When she came back into the room his eyes were closed. She set the bowls down and stroked his forearm. “Bunny?”
“I just…” He shook his head like a dog coming out of a pond. “I’m so sorry. You ask me to marry you and I fall asleep.”
“You’re tired, that’s all.” She handed him the treacle pudding.
He was squeezing his eyes shut and opening them again, trying to focus. He filled his spoon with pudding and custard and lifted it halfway to his mouth but had to put it down again. “Can you…?” He gave her the bowl. Taking his hand away he knocked the spoon onto the bedcovers. “Shit. Sorry.”
“It’s no problem.”
He leaned back and closed his eyes once more. She licked the spoon and scraped the dropped food back into the bowl. She dipped the corner of the tea towel in her glass of water and rubbed gently at the stain. She squeezed his hand. “How are you doing in there?” He squeezed back then slowly loosened his grip. She took the bowls into the kitchen, dumped the remaining treacle pudding into the bin and set the bowls in the sink. She went back into the living room and watched him for a while.
“Let’s make you more comfortable.” She put her hand behind his neck, pulled him forward and slipped the top pillow out from behind his head. He roused himself a little then became still. She waited for thirty seconds then pulled him forward once more to remove the next pillow. The third and last was harder to remove. Gently, she eased it free by pulling it from side to side, taking care not to wake him, until it slipped out.
He was now lying flat on his back. His breathing stopped for a few seconds then restarted. His arms circled, reaching for some invisible thing just above the bed, then they were still again. A couple of minutes later he went through the same cycle without waking. “Bunny?” she said quietly, but there was no response.
Quarter past eight. She waited till half past. The periods when he was not breathing grew longer but some automatic response kicked in every time.
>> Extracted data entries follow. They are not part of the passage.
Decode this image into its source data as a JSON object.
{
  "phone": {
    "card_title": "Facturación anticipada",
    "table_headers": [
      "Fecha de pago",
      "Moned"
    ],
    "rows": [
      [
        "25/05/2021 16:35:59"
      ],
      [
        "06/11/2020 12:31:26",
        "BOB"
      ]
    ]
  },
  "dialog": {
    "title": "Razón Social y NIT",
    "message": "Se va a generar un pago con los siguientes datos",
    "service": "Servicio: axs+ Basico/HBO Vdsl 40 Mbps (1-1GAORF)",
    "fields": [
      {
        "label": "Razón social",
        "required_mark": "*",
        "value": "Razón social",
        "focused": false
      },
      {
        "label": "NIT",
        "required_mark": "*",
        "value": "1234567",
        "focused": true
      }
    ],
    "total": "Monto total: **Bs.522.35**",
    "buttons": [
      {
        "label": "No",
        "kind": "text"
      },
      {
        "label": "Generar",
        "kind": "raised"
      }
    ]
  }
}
Had she miscalculated? Eight forty. She put her hand on his arm. “Come on, Bunny. Help me out here.”
Eight forty-five. He was no longer lifting his arms off the bed, just the ghost of a movement. He looked shattered, as if he were reaching the end of a long fight against a much stronger opponent.
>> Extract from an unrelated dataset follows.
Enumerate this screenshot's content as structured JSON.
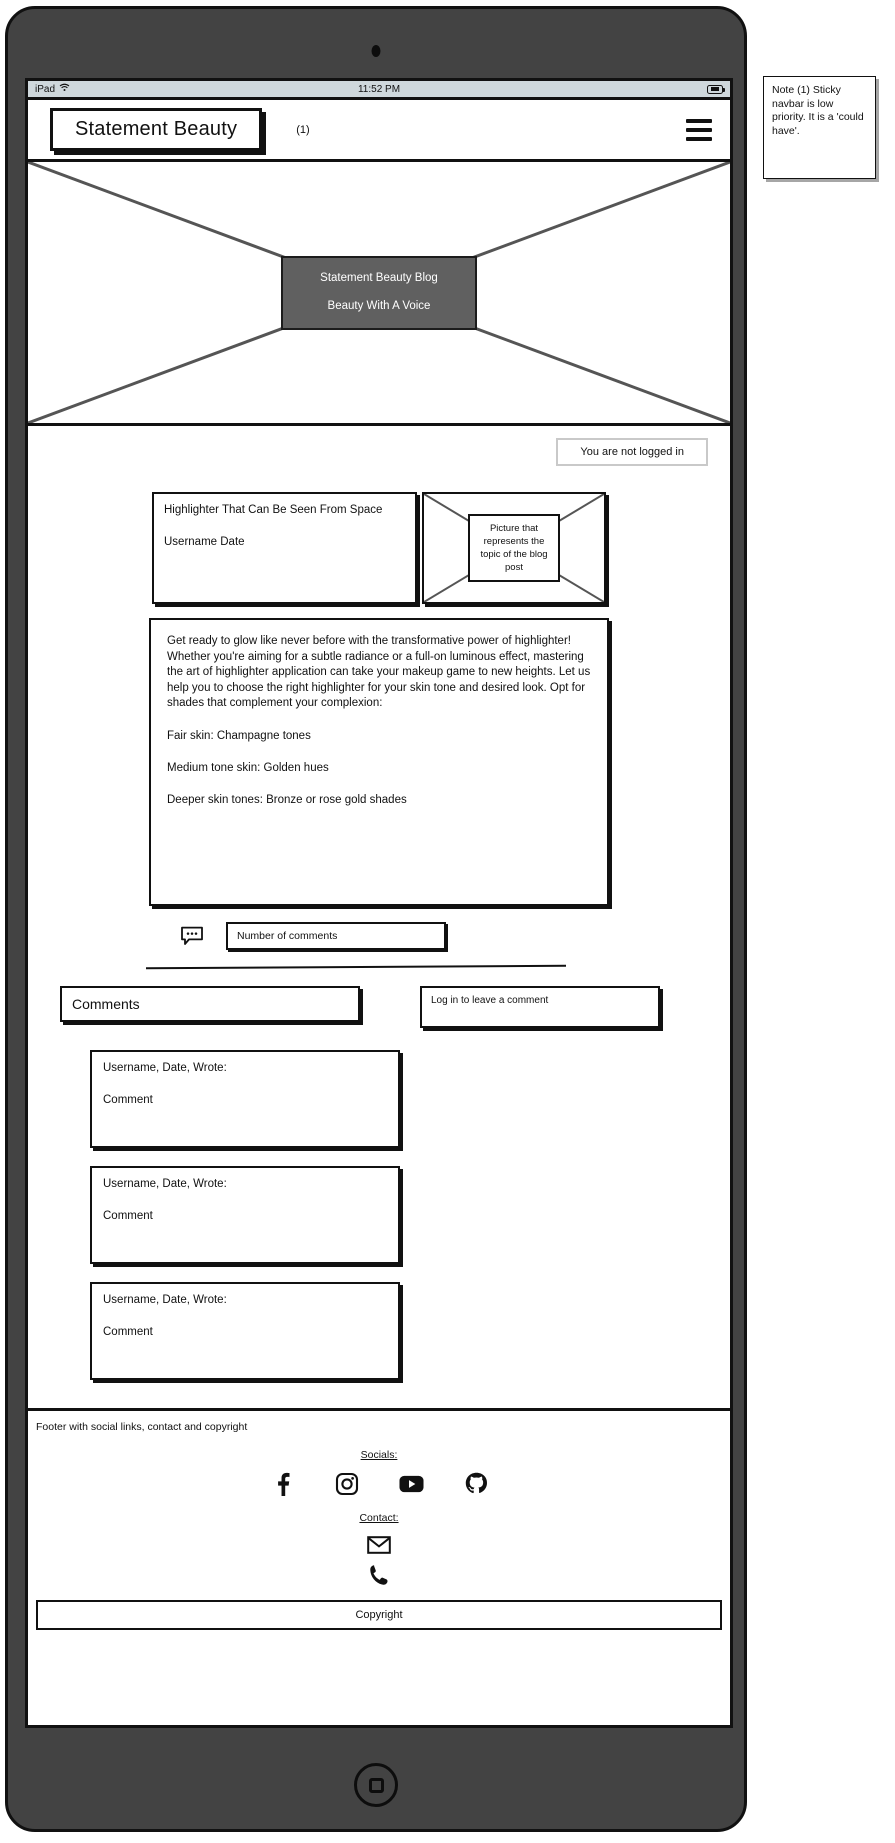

“It’s OK, Bunny. You can let go.”
She could no longer see his chest rising and falling. She could no longer hear him breathing, only a tiny, broken hiss that stopped and started and stopped and started and finally, just before nine o’clock, stopped altogether.
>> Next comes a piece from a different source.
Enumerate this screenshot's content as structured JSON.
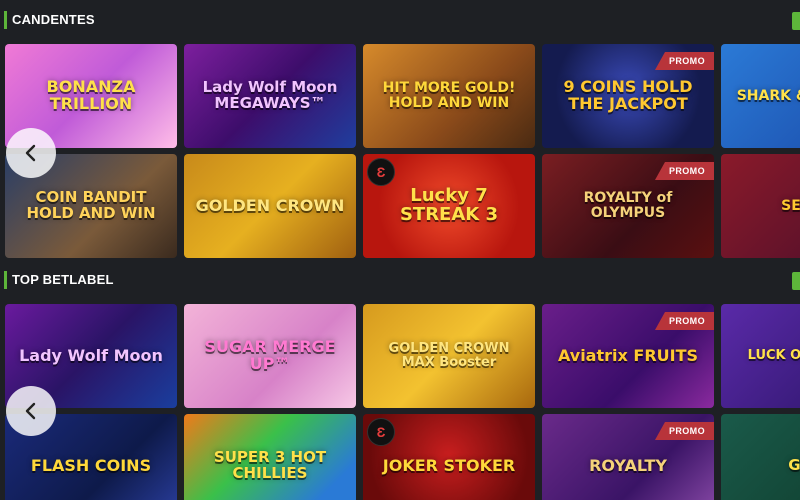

She waited another five minutes to be sure, then she leaned over and kissed him. It was nothing, really, when you thought about it, like turning off a light. You were here, then you were gone.
She took the little brown tub from her pocket, unscrewed the lid and gently dropped both of them onto the carpet on the far side of the bed. She poured the remains of his wine onto the table and laid the glass on its side. She carried her own glass into the kitchen where she washed the crockery, cutlery and glassware and left it to dry. She double-bagged the packaging and the uneaten food and dropped everything in the bin outside the front door. She washed and dried her hands and went into the garden for a cigarette.
She would discover him when she came down in the morning. She would notice the glass but she would fail to see the diazepam. She would check his pulse and his breathing but she would know from the look of him that he had been dead for some time. She would call an ambulance and wait outside for it to arrive. She would call Bunny’s mother. She would call Bunny’s sister. She would say, “He seemed so happy.” She would wrap the owl and the apostle spoons and the wall plate in newspaper and put them at the bottom of her suitcase, but she wouldn’t leave town till after the funeral. The idea of him being rolled through those curtains without a friend in the room was almost unbearable.